Coming back today to Secret Falls in order to document the peak bloom of the pink cherry, I had the opportunity to just sit and bask in the sound and spray and endlessly changing motion coming down this 120-foot-high cascade (I made the measurement today as part of my expedition). I visited a few other special waterfall spots too. Watching on video is not the same as being there, of course, but I hope I was able to share the joy of the experience with those who could never make the steep rocky climb to get there.
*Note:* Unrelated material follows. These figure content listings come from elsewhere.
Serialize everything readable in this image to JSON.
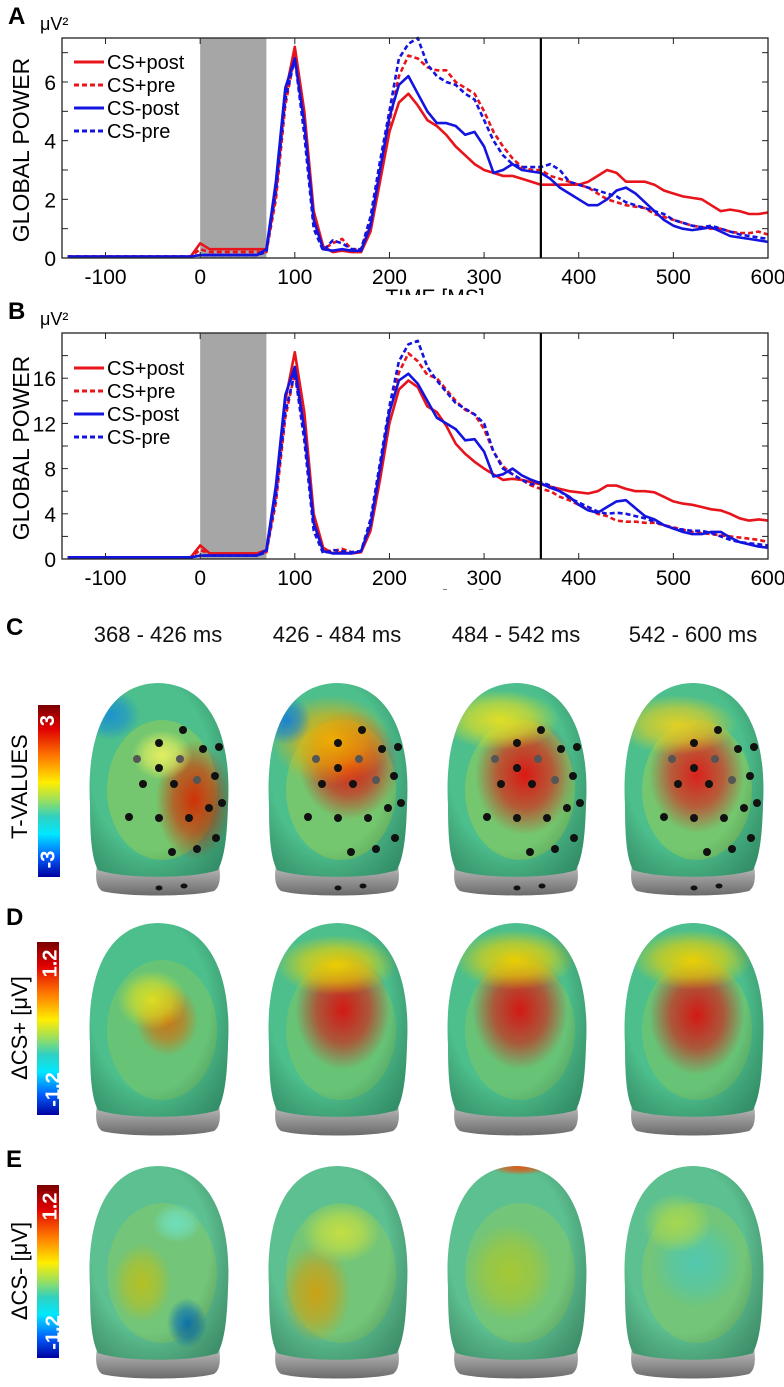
{
  "panel_labels": [
    "A",
    "B",
    "C",
    "D",
    "E"
  ],
  "colors": {
    "cs_plus": "#e8141c",
    "cs_minus": "#1414e0",
    "stimulus": "#a6a6a6",
    "marker": "#000000"
  },
  "chart_data": [
    {
      "type": "line",
      "panel": "A",
      "unit_label": "μV²",
      "ylabel": "GLOBAL POWER",
      "xlabel": "TIME [MS]",
      "xlim": [
        -146,
        600
      ],
      "ylim": [
        0,
        7.5
      ],
      "xticks": [
        -100,
        0,
        100,
        200,
        300,
        400,
        500,
        600
      ],
      "yticks": [
        0,
        2,
        4,
        6
      ],
      "stimulus_window": [
        0,
        70
      ],
      "marker_line": 360,
      "legend_placement": "top-left",
      "x": [
        -140,
        -130,
        -120,
        -110,
        -100,
        -90,
        -80,
        -70,
        -60,
        -50,
        -40,
        -30,
        -20,
        -10,
        0,
        10,
        20,
        30,
        40,
        50,
        60,
        70,
        80,
        90,
        100,
        110,
        120,
        130,
        140,
        150,
        160,
        170,
        180,
        190,
        200,
        210,
        220,
        230,
        240,
        250,
        260,
        270,
        280,
        290,
        300,
        310,
        320,
        330,
        340,
        350,
        360,
        370,
        380,
        390,
        400,
        410,
        420,
        430,
        440,
        450,
        460,
        470,
        480,
        490,
        500,
        510,
        520,
        530,
        540,
        550,
        560,
        570,
        580,
        590,
        600
      ],
      "series": [
        {
          "name": "CS+post",
          "color": "#e8141c",
          "dash": false,
          "values": [
            0.05,
            0.05,
            0.05,
            0.05,
            0.05,
            0.05,
            0.05,
            0.05,
            0.05,
            0.05,
            0.05,
            0.05,
            0.05,
            0.05,
            0.5,
            0.3,
            0.3,
            0.3,
            0.3,
            0.3,
            0.3,
            0.3,
            2.2,
            5.6,
            7.2,
            5.0,
            1.6,
            0.4,
            0.2,
            0.25,
            0.2,
            0.2,
            0.9,
            2.6,
            4.3,
            5.3,
            5.6,
            5.2,
            4.7,
            4.5,
            4.2,
            3.8,
            3.5,
            3.2,
            3.0,
            2.9,
            2.8,
            2.8,
            2.7,
            2.6,
            2.5,
            2.5,
            2.5,
            2.5,
            2.5,
            2.6,
            2.8,
            3.0,
            2.9,
            2.6,
            2.6,
            2.6,
            2.5,
            2.3,
            2.2,
            2.1,
            2.05,
            2.0,
            1.8,
            1.6,
            1.65,
            1.6,
            1.5,
            1.5,
            1.55
          ]
        },
        {
          "name": "CS+pre",
          "color": "#e8141c",
          "dash": true,
          "values": [
            0.05,
            0.05,
            0.05,
            0.05,
            0.05,
            0.05,
            0.05,
            0.05,
            0.05,
            0.05,
            0.05,
            0.05,
            0.05,
            0.05,
            0.3,
            0.2,
            0.2,
            0.2,
            0.2,
            0.2,
            0.2,
            0.2,
            2.0,
            5.2,
            6.9,
            4.6,
            1.3,
            0.3,
            0.5,
            0.65,
            0.3,
            0.3,
            1.2,
            3.0,
            4.6,
            6.2,
            6.9,
            6.8,
            6.5,
            6.4,
            6.4,
            6.0,
            5.8,
            5.6,
            5.0,
            4.3,
            3.8,
            3.4,
            3.1,
            3.0,
            3.0,
            2.8,
            2.7,
            2.6,
            2.5,
            2.4,
            2.2,
            2.0,
            1.9,
            1.8,
            1.75,
            1.7,
            1.5,
            1.4,
            1.3,
            1.2,
            1.1,
            1.05,
            1.0,
            1.0,
            0.9,
            0.85,
            0.85,
            0.9,
            0.8
          ]
        },
        {
          "name": "CS-post",
          "color": "#1414e0",
          "dash": false,
          "values": [
            0.05,
            0.05,
            0.05,
            0.05,
            0.05,
            0.05,
            0.05,
            0.05,
            0.05,
            0.05,
            0.05,
            0.05,
            0.05,
            0.05,
            0.1,
            0.1,
            0.1,
            0.1,
            0.1,
            0.1,
            0.1,
            0.3,
            2.6,
            5.8,
            6.8,
            4.6,
            1.3,
            0.3,
            0.25,
            0.3,
            0.25,
            0.25,
            1.1,
            3.0,
            4.8,
            5.9,
            6.2,
            5.6,
            5.0,
            4.6,
            4.6,
            4.5,
            4.2,
            4.3,
            3.8,
            2.9,
            3.0,
            3.2,
            3.0,
            2.95,
            2.9,
            2.7,
            2.4,
            2.2,
            2.0,
            1.8,
            1.8,
            2.0,
            2.3,
            2.4,
            2.2,
            1.9,
            1.6,
            1.3,
            1.1,
            1.0,
            0.95,
            1.0,
            1.05,
            0.9,
            0.75,
            0.7,
            0.65,
            0.6,
            0.55
          ]
        },
        {
          "name": "CS-pre",
          "color": "#1414e0",
          "dash": true,
          "values": [
            0.05,
            0.05,
            0.05,
            0.05,
            0.05,
            0.05,
            0.05,
            0.05,
            0.05,
            0.05,
            0.05,
            0.05,
            0.05,
            0.05,
            0.1,
            0.1,
            0.1,
            0.1,
            0.1,
            0.1,
            0.1,
            0.2,
            2.3,
            5.4,
            6.8,
            4.2,
            1.0,
            0.25,
            0.6,
            0.5,
            0.3,
            0.3,
            1.4,
            3.3,
            5.0,
            6.8,
            7.3,
            7.5,
            6.6,
            6.2,
            6.0,
            5.9,
            5.6,
            5.4,
            4.7,
            4.0,
            3.5,
            3.2,
            3.1,
            3.1,
            3.1,
            3.2,
            3.0,
            2.6,
            2.5,
            2.4,
            2.3,
            2.2,
            2.1,
            1.9,
            1.8,
            1.7,
            1.6,
            1.5,
            1.3,
            1.2,
            1.1,
            1.05,
            1.1,
            1.0,
            0.9,
            0.8,
            0.75,
            0.7,
            0.65
          ]
        }
      ]
    },
    {
      "type": "line",
      "panel": "B",
      "unit_label": "μV²",
      "ylabel": "GLOBAL POWER",
      "xlabel": "TIME [MS]",
      "xlim": [
        -146,
        600
      ],
      "ylim": [
        0,
        20
      ],
      "xticks": [
        -100,
        0,
        100,
        200,
        300,
        400,
        500,
        600
      ],
      "yticks": [
        0,
        4,
        8,
        12,
        16
      ],
      "stimulus_window": [
        0,
        70
      ],
      "marker_line": 360,
      "legend_placement": "top-left",
      "x": [
        -140,
        -130,
        -120,
        -110,
        -100,
        -90,
        -80,
        -70,
        -60,
        -50,
        -40,
        -30,
        -20,
        -10,
        0,
        10,
        20,
        30,
        40,
        50,
        60,
        70,
        80,
        90,
        100,
        110,
        120,
        130,
        140,
        150,
        160,
        170,
        180,
        190,
        200,
        210,
        220,
        230,
        240,
        250,
        260,
        270,
        280,
        290,
        300,
        310,
        320,
        330,
        340,
        350,
        360,
        370,
        380,
        390,
        400,
        410,
        420,
        430,
        440,
        450,
        460,
        470,
        480,
        490,
        500,
        510,
        520,
        530,
        540,
        550,
        560,
        570,
        580,
        590,
        600
      ],
      "series": [
        {
          "name": "CS+post",
          "color": "#e8141c",
          "dash": false,
          "values": [
            0.15,
            0.15,
            0.15,
            0.15,
            0.15,
            0.15,
            0.15,
            0.15,
            0.15,
            0.15,
            0.15,
            0.15,
            0.15,
            0.15,
            1.2,
            0.5,
            0.5,
            0.5,
            0.5,
            0.5,
            0.5,
            0.8,
            6,
            14,
            18.3,
            13,
            4,
            1,
            0.5,
            0.6,
            0.5,
            0.6,
            2.5,
            7,
            12,
            15,
            15.8,
            15.2,
            13.5,
            13.0,
            11.8,
            10.2,
            9.3,
            8.6,
            8.0,
            7.5,
            7.0,
            7.1,
            7.0,
            6.8,
            6.6,
            6.4,
            6.2,
            6.0,
            5.9,
            5.8,
            6.0,
            6.5,
            6.5,
            6.2,
            6.0,
            6.0,
            5.9,
            5.5,
            5.1,
            4.9,
            4.8,
            4.6,
            4.4,
            4.3,
            4.0,
            3.6,
            3.4,
            3.5,
            3.4
          ]
        },
        {
          "name": "CS+pre",
          "color": "#e8141c",
          "dash": true,
          "values": [
            0.15,
            0.15,
            0.15,
            0.15,
            0.15,
            0.15,
            0.15,
            0.15,
            0.15,
            0.15,
            0.15,
            0.15,
            0.15,
            0.15,
            0.8,
            0.5,
            0.5,
            0.5,
            0.5,
            0.5,
            0.5,
            0.6,
            5,
            12.5,
            16.5,
            11.5,
            3.2,
            0.7,
            0.7,
            0.9,
            0.6,
            0.7,
            3,
            8,
            13,
            16.5,
            18.2,
            17.5,
            16.3,
            16.0,
            15.0,
            14.0,
            13.2,
            12.8,
            11.5,
            9.5,
            8.2,
            7.5,
            7.0,
            6.5,
            6.2,
            6.0,
            5.5,
            5.2,
            4.8,
            4.4,
            4.0,
            3.8,
            3.4,
            3.3,
            3.3,
            3.2,
            3.2,
            3.0,
            2.8,
            2.6,
            2.4,
            2.3,
            2.2,
            2.1,
            2.0,
            1.9,
            1.8,
            1.7,
            1.5
          ]
        },
        {
          "name": "CS-post",
          "color": "#1414e0",
          "dash": false,
          "values": [
            0.15,
            0.15,
            0.15,
            0.15,
            0.15,
            0.15,
            0.15,
            0.15,
            0.15,
            0.15,
            0.15,
            0.15,
            0.15,
            0.15,
            0.3,
            0.3,
            0.3,
            0.3,
            0.3,
            0.3,
            0.3,
            0.8,
            6.5,
            14.5,
            17,
            11.5,
            3.2,
            0.7,
            0.5,
            0.5,
            0.5,
            0.7,
            3,
            8,
            13,
            15.8,
            16.4,
            15.5,
            14.0,
            12.5,
            12.0,
            11.5,
            10.5,
            10.6,
            9.5,
            7.3,
            7.5,
            8.0,
            7.4,
            7.0,
            6.7,
            6.3,
            6.0,
            5.5,
            4.8,
            4.3,
            4.1,
            4.6,
            5.1,
            5.2,
            4.5,
            3.8,
            3.5,
            3.0,
            2.7,
            2.4,
            2.2,
            2.2,
            2.4,
            2.4,
            1.9,
            1.5,
            1.3,
            1.1,
            1.0
          ]
        },
        {
          "name": "CS-pre",
          "color": "#1414e0",
          "dash": true,
          "values": [
            0.15,
            0.15,
            0.15,
            0.15,
            0.15,
            0.15,
            0.15,
            0.15,
            0.15,
            0.15,
            0.15,
            0.15,
            0.15,
            0.15,
            0.3,
            0.3,
            0.3,
            0.3,
            0.3,
            0.3,
            0.3,
            0.6,
            5.5,
            13,
            16.5,
            10.5,
            2.5,
            0.5,
            0.8,
            0.7,
            0.6,
            0.7,
            3.5,
            8.5,
            13.5,
            17.5,
            19.0,
            19.3,
            17.0,
            15.8,
            14.8,
            13.8,
            13.3,
            12.8,
            12.0,
            9.5,
            8.0,
            7.5,
            7.0,
            6.6,
            6.8,
            6.5,
            6.0,
            5.4,
            5.0,
            4.6,
            4.2,
            4.0,
            4.1,
            4.0,
            3.8,
            3.6,
            3.3,
            3.0,
            2.7,
            2.6,
            2.5,
            2.5,
            2.3,
            2.0,
            1.7,
            1.5,
            1.4,
            1.3,
            1.2
          ]
        }
      ]
    }
  ],
  "topo": {
    "time_windows": [
      "368 - 426 ms",
      "426 - 484 ms",
      "484 - 542 ms",
      "542 - 600 ms"
    ],
    "rows": [
      {
        "panel": "C",
        "colorbar_label": "T-VALUES",
        "max_label": "3",
        "min_label": "-3",
        "electrodes_shown": true
      },
      {
        "panel": "D",
        "colorbar_label": "ΔCS+ [μV]",
        "max_label": "1.2",
        "min_label": "-1.2",
        "electrodes_shown": false
      },
      {
        "panel": "E",
        "colorbar_label": "ΔCS- [μV]",
        "max_label": "1.2",
        "min_label": "-1.2",
        "electrodes_shown": false
      }
    ]
  }
}
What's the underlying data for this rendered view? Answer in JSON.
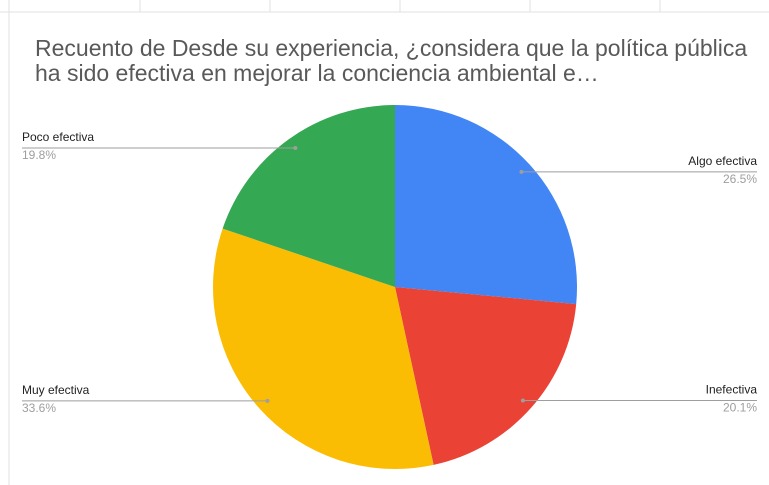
{
  "chart_data": {
    "type": "pie",
    "title": "Recuento de Desde su experiencia, ¿considera que la política pública ha sido efectiva en mejorar la conciencia ambiental e…",
    "categories": [
      "Algo efectiva",
      "Inefectiva",
      "Muy efectiva",
      "Poco efectiva"
    ],
    "values": [
      26.5,
      20.1,
      33.6,
      19.8
    ],
    "value_labels": [
      "26.5%",
      "20.1%",
      "33.6%",
      "19.8%"
    ],
    "colors": [
      "#4285f4",
      "#ea4335",
      "#fbbc04",
      "#34a853"
    ]
  }
}
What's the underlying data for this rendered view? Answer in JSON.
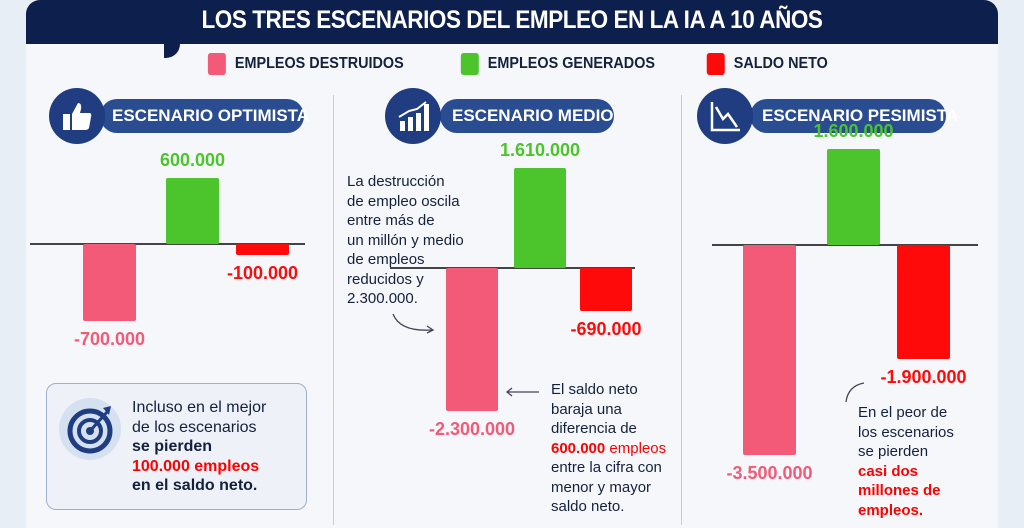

Enjoy.

Friday, April 1, 2022

Shocking new sightings at the Cloister


Fun at the Cloister at Three Creeks.  Our guest host introduces some new findings.


Signs of spring, he declared.  Well, I suppose so ... heavily 'processed', however.  

In the 'this is no sh*t' department, we did have some new blooms opening today.  This first one I can't identify.  It's a very common Oak-Hickory understory plant in dry settings, shoots up quickly to reach 18 inches to two feet high, but the flowers are pretty inconspicuous, though also quite unusual.


Today I spotted the first emerging May Apples.  These umbrella-leaved plants are not common around the Cloister.  The deer love them, and so in places they have been browsed back to near-extermination.


Rue Anemone was the real star wildflower among those appearing for the first time.  Here are two views.  Such a delicate looking plant with such a showy bloom:



Found a fairly rare nearly pure-white violet blooming:


And chanced upon a cluster of round-leaved yellow violets putting on a great show.


Always love the mosses after a good soaking rain that fell last night:


Then there was this Tolkienesque discovery:  The evil fortress tower of Barad-dûr.


And finally, though I featured a whole field of them in the video, I'll further celebrate the one-month anniversary of the very first spring flower sighting at the Cloister--the Spring Beauty.  Here's an especially colorful specimen:


That's about it for today, April 1st, from the Cloister at Three Creeks.